One of the most spectacular spaces in Ciudad BBVA is the treasury room: 1,600 square meters where 400 traders conduct over 8,000 transactions every day. This open double-height space is surrounded by a transparent façade and boasts four huge video walls that can be seen from any point in the room, which display stock exchange and breaking news broadcasts.
Ciudad BBVA also hosts a comprehensive offering of services, including nursery, sports and physiotherapy center, semi-Olympic swimming pool, cafeterias, restaurants and a shopping area.
Sustainability and energy savings
Ciudad BBVA has been built following the sustainability criteria necessary to earn the LEED Gold certification, one of the most demanding international standards for sustainable construction.
The facades have been designed to minimize energy consumption: Over 49,000 square meters of glass façades with high-reflectivity panels, protected from direct sunlight by 2,800 fiber-glass slats, or brise-soleils, allow all employees to enjoy natural lighting.
The high-specifications of the complex’s enclosure have enabled the installation of a cold beam climate control system, which can rarely be used in countries as warm as Spain.
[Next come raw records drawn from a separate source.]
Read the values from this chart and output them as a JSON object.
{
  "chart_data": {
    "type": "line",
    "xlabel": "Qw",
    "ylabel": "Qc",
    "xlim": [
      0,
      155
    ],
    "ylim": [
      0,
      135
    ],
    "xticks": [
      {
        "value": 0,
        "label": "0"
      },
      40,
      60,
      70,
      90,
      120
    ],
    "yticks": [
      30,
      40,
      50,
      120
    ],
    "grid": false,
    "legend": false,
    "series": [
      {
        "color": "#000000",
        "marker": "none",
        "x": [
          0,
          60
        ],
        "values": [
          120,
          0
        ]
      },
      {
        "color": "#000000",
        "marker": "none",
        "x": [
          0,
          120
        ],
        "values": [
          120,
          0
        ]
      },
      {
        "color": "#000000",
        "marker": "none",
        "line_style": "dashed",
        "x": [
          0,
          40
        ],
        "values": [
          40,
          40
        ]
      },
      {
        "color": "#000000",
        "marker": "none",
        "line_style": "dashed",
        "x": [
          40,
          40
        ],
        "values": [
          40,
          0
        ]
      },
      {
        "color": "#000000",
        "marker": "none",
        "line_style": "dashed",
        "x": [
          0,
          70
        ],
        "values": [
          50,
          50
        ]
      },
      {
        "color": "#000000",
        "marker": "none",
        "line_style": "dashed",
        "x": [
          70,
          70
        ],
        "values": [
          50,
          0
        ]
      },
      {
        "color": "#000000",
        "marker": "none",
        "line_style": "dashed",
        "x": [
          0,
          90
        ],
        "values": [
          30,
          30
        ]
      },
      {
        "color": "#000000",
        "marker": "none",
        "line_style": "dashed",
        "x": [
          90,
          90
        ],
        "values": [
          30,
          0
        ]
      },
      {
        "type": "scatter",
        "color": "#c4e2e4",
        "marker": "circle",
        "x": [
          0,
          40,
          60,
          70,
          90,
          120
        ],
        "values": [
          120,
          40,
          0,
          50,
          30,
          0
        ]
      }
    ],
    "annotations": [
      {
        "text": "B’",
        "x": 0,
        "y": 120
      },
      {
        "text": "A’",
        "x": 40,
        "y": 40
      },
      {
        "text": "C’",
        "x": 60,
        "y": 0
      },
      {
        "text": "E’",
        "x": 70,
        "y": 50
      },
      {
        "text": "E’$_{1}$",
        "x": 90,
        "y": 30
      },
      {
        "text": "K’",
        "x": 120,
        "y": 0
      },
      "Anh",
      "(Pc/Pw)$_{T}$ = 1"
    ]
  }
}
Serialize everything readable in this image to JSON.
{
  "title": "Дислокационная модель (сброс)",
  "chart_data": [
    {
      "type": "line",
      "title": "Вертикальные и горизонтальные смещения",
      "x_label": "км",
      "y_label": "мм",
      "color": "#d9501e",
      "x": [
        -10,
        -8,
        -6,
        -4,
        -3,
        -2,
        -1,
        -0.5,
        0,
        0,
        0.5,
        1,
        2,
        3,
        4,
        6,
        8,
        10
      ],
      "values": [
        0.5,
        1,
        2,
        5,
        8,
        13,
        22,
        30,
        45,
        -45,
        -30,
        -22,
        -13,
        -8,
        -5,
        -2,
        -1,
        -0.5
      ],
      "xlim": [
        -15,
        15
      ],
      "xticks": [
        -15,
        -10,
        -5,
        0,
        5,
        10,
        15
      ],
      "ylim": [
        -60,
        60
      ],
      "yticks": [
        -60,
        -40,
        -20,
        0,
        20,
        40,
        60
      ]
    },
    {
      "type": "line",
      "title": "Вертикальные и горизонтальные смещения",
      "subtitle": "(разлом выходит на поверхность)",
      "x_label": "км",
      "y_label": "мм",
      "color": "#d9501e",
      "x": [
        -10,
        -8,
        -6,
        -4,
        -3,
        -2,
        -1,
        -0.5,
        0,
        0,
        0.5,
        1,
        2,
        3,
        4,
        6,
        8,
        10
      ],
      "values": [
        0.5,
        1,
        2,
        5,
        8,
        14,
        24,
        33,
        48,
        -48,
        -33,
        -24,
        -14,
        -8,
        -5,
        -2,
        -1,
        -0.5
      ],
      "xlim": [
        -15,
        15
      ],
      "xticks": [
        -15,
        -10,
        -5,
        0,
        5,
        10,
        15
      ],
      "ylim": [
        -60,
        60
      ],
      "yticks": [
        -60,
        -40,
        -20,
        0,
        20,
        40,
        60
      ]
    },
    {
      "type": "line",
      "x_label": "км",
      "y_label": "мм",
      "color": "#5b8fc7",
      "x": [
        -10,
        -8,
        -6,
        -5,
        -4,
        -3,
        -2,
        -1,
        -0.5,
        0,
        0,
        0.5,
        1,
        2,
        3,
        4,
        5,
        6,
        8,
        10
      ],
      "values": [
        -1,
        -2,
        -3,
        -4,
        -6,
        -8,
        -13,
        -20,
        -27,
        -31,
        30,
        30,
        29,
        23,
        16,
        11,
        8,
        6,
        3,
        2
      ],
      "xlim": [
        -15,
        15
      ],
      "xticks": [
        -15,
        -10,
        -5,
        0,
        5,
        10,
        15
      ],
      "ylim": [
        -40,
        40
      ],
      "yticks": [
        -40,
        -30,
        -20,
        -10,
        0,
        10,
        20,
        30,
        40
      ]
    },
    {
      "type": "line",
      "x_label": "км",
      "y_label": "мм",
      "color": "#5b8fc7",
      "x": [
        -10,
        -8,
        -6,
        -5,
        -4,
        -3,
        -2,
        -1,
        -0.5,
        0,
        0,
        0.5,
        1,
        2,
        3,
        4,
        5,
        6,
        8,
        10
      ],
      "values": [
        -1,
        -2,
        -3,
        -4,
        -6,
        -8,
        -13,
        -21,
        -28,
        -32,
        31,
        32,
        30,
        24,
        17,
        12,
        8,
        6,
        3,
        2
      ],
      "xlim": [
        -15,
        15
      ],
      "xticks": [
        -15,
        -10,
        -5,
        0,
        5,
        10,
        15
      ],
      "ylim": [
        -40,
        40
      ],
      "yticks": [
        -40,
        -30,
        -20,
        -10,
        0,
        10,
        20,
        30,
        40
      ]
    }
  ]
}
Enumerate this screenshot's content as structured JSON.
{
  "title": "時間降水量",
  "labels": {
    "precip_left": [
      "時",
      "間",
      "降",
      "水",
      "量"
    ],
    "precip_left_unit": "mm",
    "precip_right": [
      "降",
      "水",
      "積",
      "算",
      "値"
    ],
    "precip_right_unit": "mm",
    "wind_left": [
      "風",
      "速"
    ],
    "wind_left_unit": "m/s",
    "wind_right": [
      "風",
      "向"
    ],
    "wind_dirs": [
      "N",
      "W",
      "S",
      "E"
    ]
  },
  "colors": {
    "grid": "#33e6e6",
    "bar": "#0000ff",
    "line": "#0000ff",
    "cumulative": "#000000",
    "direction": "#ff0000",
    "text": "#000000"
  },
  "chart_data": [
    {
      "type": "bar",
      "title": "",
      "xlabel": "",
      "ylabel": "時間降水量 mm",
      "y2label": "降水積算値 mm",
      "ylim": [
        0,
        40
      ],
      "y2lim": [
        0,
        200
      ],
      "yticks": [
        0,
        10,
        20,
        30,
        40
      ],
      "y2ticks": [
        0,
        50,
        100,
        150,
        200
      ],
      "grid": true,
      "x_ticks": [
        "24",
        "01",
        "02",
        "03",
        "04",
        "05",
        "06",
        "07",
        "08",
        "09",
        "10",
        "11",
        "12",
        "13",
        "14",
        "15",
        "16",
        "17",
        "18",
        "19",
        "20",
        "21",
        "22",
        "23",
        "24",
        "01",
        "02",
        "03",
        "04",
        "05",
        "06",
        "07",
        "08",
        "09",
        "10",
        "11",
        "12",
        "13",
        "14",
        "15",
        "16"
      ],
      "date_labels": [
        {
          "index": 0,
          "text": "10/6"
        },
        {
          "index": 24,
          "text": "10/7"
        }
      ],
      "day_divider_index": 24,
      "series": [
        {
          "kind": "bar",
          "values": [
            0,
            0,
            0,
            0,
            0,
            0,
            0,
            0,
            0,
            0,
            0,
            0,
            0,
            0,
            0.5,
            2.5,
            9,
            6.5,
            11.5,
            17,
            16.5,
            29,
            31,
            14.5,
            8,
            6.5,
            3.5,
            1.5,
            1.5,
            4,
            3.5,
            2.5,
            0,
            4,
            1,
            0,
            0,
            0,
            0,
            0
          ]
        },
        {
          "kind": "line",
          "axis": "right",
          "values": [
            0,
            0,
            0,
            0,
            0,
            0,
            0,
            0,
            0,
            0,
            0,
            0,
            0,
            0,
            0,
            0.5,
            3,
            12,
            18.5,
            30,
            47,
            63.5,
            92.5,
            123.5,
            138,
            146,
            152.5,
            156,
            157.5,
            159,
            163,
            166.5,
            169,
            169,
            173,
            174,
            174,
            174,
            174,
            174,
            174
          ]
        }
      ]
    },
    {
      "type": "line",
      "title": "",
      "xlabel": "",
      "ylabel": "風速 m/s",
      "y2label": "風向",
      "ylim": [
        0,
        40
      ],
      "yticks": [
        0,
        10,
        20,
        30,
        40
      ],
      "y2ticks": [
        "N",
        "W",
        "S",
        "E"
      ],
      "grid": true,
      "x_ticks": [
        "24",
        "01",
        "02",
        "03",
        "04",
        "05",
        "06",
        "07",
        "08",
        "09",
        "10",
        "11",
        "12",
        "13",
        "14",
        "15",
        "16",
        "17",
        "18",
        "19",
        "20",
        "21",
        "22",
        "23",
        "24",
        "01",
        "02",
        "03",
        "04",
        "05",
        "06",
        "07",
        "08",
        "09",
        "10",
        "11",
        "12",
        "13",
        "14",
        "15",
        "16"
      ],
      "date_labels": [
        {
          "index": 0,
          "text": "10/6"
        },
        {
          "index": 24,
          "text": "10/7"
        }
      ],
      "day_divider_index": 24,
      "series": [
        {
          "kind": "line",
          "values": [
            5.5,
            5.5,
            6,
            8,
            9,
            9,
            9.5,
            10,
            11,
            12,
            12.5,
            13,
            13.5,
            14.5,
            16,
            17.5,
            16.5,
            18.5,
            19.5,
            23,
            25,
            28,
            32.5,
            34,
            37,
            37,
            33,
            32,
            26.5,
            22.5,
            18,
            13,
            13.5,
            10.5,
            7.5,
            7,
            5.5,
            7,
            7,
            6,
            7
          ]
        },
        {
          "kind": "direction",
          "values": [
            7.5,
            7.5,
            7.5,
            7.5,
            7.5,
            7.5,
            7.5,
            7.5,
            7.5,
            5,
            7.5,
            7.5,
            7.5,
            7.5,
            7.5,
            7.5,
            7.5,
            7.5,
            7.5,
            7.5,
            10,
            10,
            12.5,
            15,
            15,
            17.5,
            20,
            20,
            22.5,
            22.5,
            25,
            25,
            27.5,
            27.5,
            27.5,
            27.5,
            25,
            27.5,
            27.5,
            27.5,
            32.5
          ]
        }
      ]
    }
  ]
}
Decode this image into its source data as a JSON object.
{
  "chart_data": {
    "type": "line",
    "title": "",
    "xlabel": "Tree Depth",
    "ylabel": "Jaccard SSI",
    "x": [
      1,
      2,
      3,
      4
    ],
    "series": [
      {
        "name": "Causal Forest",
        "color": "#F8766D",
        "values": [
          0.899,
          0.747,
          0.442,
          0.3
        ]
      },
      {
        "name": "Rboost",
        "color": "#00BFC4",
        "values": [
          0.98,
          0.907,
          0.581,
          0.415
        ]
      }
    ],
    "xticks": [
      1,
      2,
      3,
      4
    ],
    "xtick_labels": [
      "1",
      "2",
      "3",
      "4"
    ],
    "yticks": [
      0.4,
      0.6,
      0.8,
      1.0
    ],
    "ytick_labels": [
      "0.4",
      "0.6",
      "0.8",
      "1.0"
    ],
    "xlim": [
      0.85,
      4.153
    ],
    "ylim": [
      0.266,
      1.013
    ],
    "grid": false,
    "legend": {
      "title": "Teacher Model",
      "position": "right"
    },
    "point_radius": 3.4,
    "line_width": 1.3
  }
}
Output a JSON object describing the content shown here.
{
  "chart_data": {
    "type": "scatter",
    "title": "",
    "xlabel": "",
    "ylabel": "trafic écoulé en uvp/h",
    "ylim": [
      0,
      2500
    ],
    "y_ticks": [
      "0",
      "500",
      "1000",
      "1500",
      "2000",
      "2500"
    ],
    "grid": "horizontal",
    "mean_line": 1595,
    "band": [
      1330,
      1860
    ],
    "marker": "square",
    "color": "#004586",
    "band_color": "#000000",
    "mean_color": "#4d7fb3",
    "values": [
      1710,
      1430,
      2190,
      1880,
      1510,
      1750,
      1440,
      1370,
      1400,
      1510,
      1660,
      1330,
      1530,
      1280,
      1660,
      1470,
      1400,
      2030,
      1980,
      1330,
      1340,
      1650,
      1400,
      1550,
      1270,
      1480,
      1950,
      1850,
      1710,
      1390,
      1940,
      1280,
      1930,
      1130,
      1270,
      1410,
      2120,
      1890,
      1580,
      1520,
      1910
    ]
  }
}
This system enables reducing energy consumption by 5 to 11% and allows employees to enjoy greater levels of comfort, as the beams carry chilled water to cool down spaces without the need to use fans.
Building roofs are also designed to save energy and water: Lining the top of the buildings, a vast carpet of local plants that hardly requires any watering at all helps mitigate the “heat island” effect. These green roofs are also equipped with a rainwater collection system to irrigate the over 31,000 square meters of green areas distributed throughout the complex (100,000 bushes and shrubs, more than 400 overhanging plants and 450 trees).
Bathroom sink water is also reused. Combined, both measures enable a reduction of 50% in drinking water consumption.
Internal renewable energies
Ciudad BBVA is the largest complex Europe to be lighted with LED technology, implying an energy savings of 30% compared to traditional fluorescent technology. The city is also equipped with a consumption management system based on real-time uninterrupted monitoring of presence, temperature and natural lighting conditions at each location.
Also, a large percentage of the energy needs of the complex are met using internal renewable energy sources such as solar thermal collectors, photovoltaic panels, and closed-loop geothermal energy, which takes advantage of the stable underground temperature.